A huge problem of all review sites and established magazines is the unjust lack of consistency that leads them to award equal praise to hotels vastly different in quality only because they think they have to find the supposedly good places in every location. So a once-in-a-lifetime memorable stay like at the Upper House in Hong Kong (at least as of a few years ago) gets the same types of words as a merely passable comfortable business hotel in Lisbon or a mediocre outworn wreck in e.g., Argentina falsely presented as an “art hotel.” The vast majority of “nice” hotels are just not worth it, but magazines like Fodor’s, Conde Nast and many other similar will obfuscate on this, whether out of democratic ideological convictions or just the need to serve perceived customer demand for “information”; or maybe basic corruption.
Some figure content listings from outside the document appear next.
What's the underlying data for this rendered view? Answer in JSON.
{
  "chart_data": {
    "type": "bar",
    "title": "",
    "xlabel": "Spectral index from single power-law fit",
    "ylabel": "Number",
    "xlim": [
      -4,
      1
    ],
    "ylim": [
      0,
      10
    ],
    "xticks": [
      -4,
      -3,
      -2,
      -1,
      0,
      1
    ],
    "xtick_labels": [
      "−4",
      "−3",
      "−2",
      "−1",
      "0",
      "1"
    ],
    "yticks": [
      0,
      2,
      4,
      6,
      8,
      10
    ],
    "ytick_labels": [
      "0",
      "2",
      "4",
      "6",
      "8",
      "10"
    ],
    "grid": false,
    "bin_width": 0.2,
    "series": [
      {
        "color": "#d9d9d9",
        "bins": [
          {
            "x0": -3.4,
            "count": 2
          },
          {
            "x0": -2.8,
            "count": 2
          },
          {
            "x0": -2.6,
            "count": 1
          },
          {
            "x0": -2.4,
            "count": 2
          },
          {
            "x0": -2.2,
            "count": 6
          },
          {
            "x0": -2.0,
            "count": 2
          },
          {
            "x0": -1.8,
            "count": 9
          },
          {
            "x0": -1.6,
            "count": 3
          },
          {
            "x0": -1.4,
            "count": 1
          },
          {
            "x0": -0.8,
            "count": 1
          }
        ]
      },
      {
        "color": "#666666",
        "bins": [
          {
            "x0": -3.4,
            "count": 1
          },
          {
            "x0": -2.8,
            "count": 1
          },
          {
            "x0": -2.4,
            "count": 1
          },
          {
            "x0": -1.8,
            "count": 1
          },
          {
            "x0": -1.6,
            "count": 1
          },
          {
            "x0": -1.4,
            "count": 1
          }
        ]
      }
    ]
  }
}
The same is true for their restaurant ratings. Michelin was supposed to avoid this by simply refusing to rate cities that aren’t up to a consistent standard, but that time is long gone…a Michelin plate, or star or smiley face or whatever will just not mean the same thing in Paris as in Tokyo or Buenos Aires. The uselessness of these ratings systems has then called me to step in and assume responsibility!
My favorite hotels are the following: Capella and Raffles in Singapore, the Ritz in Nikko, Japan, the Mandarin Oriental and Upper House in Hong Kong, Raffles in Bali, Waldorf Astoria in Osaka, the now-closed Sinner Hotel in Paris; Casa di Langa in Piedmont gets a special mention for now. In time I will review all of these and more, but I can recommend them without any hesitations and almost promise that you’ll have a special time at any of them. In Tokyo, though I haven’t stayed there myself, I’ve visited friends staying and I can highly recommend also the Aman and Park Hyatt Shinjuku. A stay or even a visit for afternoon tea (famous at the Aman among elite Japanese ladies) to one of these palaces equals or exceeds a visit to a major well-known temple in Tokyo; at their best, the modern top hotels are immersive aesthetic experiences minus the “cultural outing” pretense and the obnoxious tourists on their enrichment hour.
Reviews to follow shortly…




What do you think about the Experimental Marais that took over the Hotel Sinner location?